Q: TRACY DAVIES: I’m an attorney at the Centre for Environmental Rights which is a legal NGO. In our engagement with investors about environmental impacts of South Africa’s big corporations, what we see and what they admit is that there’s a closed loop between the investors and the companies, and the investors just listen to what the companies say and then they make their decisions on that basis. They themselves say they “drink too much management Kool Aid.”
This is not just a problem with investors, it’s a problem everywhere. If you look at, just to take three examples of companies on last year’s JSE SRI index, ArcelorMittal, Sasol and Lonmin. ArcelorMittal had a Supreme Court of Appeal judgement against them last year due to their environmental performance and their engagement with communities. Sasol is currently suing the government to set aside all our air pollution laws, and Lonmin’s social responsibility credentials were completely shredded at the Marikana commission. If these guys are on our list of best performers, then we can’t say that responsible investing in South Africa is truth, it’s only a myth. If they are the ones, and quite frankly from the point of view of the environment, and the people affected by those companies, they are some of our worst performers, but they are being told in the investment community that they are the best of the best. So there’s no incentive for them to change.
So this is a huge problem. It’s not difficult for investors to find out this information, this is not secret information, all they need to do most of the time is just read the newspapers. But they just don’t seem to be taking these major impacts into account when they’re make their investment decisions.
A: KEVIN JAMES: It’s a very murky issue what happened at Marikana, but you would expect an index to be able to red-flag certain things.
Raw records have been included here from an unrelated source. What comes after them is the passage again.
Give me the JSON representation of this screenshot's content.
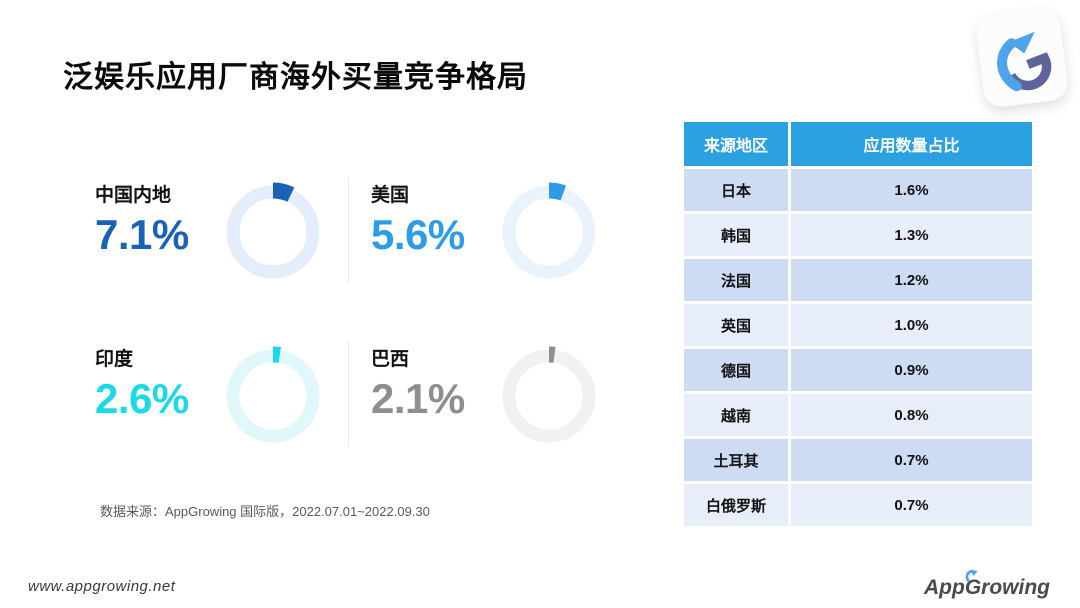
{
  "page": {
    "title": "泛娱乐应用厂商海外买量竞争格局",
    "source_note": "数据来源：AppGrowing 国际版，2022.07.01~2022.09.30",
    "footer_url": "www.appgrowing.net",
    "brand_app": "App",
    "brand_growing": "Growing"
  },
  "colors": {
    "table_header_bg": "#2BA1E2",
    "table_row_odd": "#CDDCF3",
    "table_row_even": "#E8EEF9",
    "divider": "#E7E7E7",
    "brand_blue": "#4FA3EC",
    "brand_navy": "#5E6399"
  },
  "chart_data": [
    {
      "type": "pie",
      "title": "泛娱乐应用厂商海外买量竞争格局",
      "unit": "%",
      "note": "four single-value donut gauges, wedge starts at 12 o'clock clockwise, wedge angle = value% of 360",
      "series": [
        {
          "name": "中国内地",
          "value": 7.1,
          "display": "7.1%",
          "color": "#1A61B8",
          "track": "#E4EEFA"
        },
        {
          "name": "美国",
          "value": 5.6,
          "display": "5.6%",
          "color": "#2D9CE8",
          "track": "#EAF3FC"
        },
        {
          "name": "印度",
          "value": 2.6,
          "display": "2.6%",
          "color": "#1BD9E6",
          "track": "#E1F8FA"
        },
        {
          "name": "巴西",
          "value": 2.1,
          "display": "2.1%",
          "color": "#8E8E8E",
          "track": "#F1F1F1"
        }
      ]
    },
    {
      "type": "table",
      "columns": [
        "来源地区",
        "应用数量占比"
      ],
      "rows": [
        {
          "region": "日本",
          "share": "1.6%"
        },
        {
          "region": "韩国",
          "share": "1.3%"
        },
        {
          "region": "法国",
          "share": "1.2%"
        },
        {
          "region": "英国",
          "share": "1.0%"
        },
        {
          "region": "德国",
          "share": "0.9%"
        },
        {
          "region": "越南",
          "share": "0.8%"
        },
        {
          "region": "土耳其",
          "share": "0.7%"
        },
        {
          "region": "白俄罗斯",
          "share": "0.7%"
        }
      ]
    }
  ]
}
A: CORLI LE ROUX: There is no answer that will please every single person who follows the index. An index is within parameters, it is a basket of shares that operate within certain rules. Whether you agree with those rules is up to you, and the reason why Lonmin is back in the best performers is because of the index rules.
We are aware of these issues and we’ve had a process around controversial issues where we have ongoing engagements with these companies, and we make the tough decisions about whether to include them, exclude them, down-grade them. When the results come out, we take ownership for the decision that was made.
I agree with Tracy that the right message is sent. We cannot take ownership for all their regulatory management, we cannot verify whether they are meeting the laws, we cannot police how they are implementing the laws, but we can engage with them about what they disclose around how they are meeting their regulatory or corporate requirements, and how they are engaging with investors around that.
So to take the Lonmin example, following Marikana, in the 2012 SRI index we precluded the entire mining sector from the best performer categories. Some of the companies didn’t qualify at all, some of them did qualify, but there were six companies that were down-graded from best performer status as a result of Marikana and it was because we felt, after deep discussions, that there were systemic issues throughout the sector. Subsequent to that, we have had a number of engagements with the mining community.